Interview de Françoise Gange, propos recueillis par Marjolaine Watelle


Découvrez le Vrai visage de Jésus, cet homme pur qui oeuvrait pour l’égalité entre les hommes et le femmes, cet homme en avance sur son temps, dont le message a été incontestablement déformé au profit d’un pouvoir patriarcal…

Françoise, dans votre ouvrage Jésus et les Femmes, vous évoquez la relation de Jésus avec ses disciples féminins. Vous vous basez sur des évangiles gnostiques. Que découvre-t-on sur Marie-Madeleine ?

Dans les textes gnostiques, Marie de Magdala (Marie-Madeleine) apparaît comme la compagne de Jésus et sa disciple de prédilection.
C’est ce qu’on voit dans l’Évangile selon Marie, dans un texte intitulé Pistis Sophia (la Sagesse et la foi), ou encore dans l’Evangile selon Philippe, évangile qui précise que Jésus embrassait Marie sur la bouche et que parfois les autres disciples s’en montraient jaloux. Jésus apparaît, non plus comme cet être asexué qu’on a présenté dans les évangiles canoniques, mais comme un sage qui souhaite rétablir l’Unité, masculin et féminin unis, afin de parvenir à la Totalité : l’Homme parfait, pourvu des deux moitiés inséparables qui le constituent.
Dans la société judaïque de l’époque, la femme n’était pas l’égale de l’homme : les biens par exemple, appartenaient à l’époux, et la femme était l’un des biens de l’époux, qui pouvait la prendre puis la répudier comme bon lui semblait.

Dans l’Evangile selon Thomas, Jésus dit : « Si deux (l’homme et la femme) sont l’un avec l’autre en paix dans la même maison, ils diront à la montagne : Déplace-toi, et elle se déplacera. » Il insiste constamment pour dire que l’amour profond dans un couple (amour conçu comme Alliance à la fois sensuelle et spirituelle) décuple les forces des deux individus qui le composent.

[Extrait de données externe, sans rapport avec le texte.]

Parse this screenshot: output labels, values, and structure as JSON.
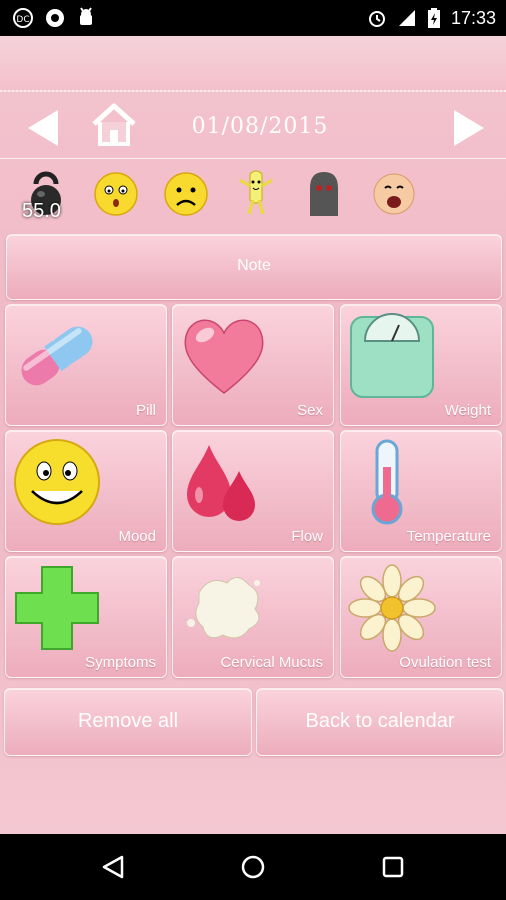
{
  "status_bar": {
    "time": "17:33"
  },
  "header": {
    "date": "01/08/2015"
  },
  "quick_icons": {
    "weight_value": "55.0"
  },
  "note_button": {
    "label": "Note"
  },
  "tiles": [
    {
      "label": "Pill"
    },
    {
      "label": "Sex"
    },
    {
      "label": "Weight"
    },
    {
      "label": "Mood"
    },
    {
      "label": "Flow"
    },
    {
      "label": "Temperature"
    },
    {
      "label": "Symptoms"
    },
    {
      "label": "Cervical Mucus"
    },
    {
      "label": "Ovulation test"
    }
  ],
  "footer_buttons": {
    "remove_all": "Remove all",
    "back_to_calendar": "Back to calendar"
  }
}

Ceci était très novateur car à l’époque, il n’y avait pas d’Alliance d’amour entre l’homme et la femme, mais un mariage patriarcal dominant-dominé. Seul le plaisir de l’époux était pris en compte. Pour la femme, le plaisir était interdit ou en tous cas jamais mentionné : l’église lui parlait de « devoir conjugal ». Ce couple entre Jésus et Marie apparaît donc détonant : il rappelle le monde « païen » antérieur, et plus particulièrement la longue culture de la Déesse qui avait précédé l’apparition des Dieux dans le panthéon.

Culture qui pratiquait la hiérogamie ou union sacrée entre le principe masculin et le principe féminin, âprement combattue par l’Eglise, comme on le voit dans les Actes des Apôtres où Paul, venu prêcher dans l’amphithéâtre d’Ephèse, doit reculer devant la grande Artémis, encore prédominante en ce premier siècle de notre ère. Entre Jésus et Marie, il y a une véritable liaison, car non seulement ils s’aiment d’amour, mais ils partagent le plus grand : la spiritualité.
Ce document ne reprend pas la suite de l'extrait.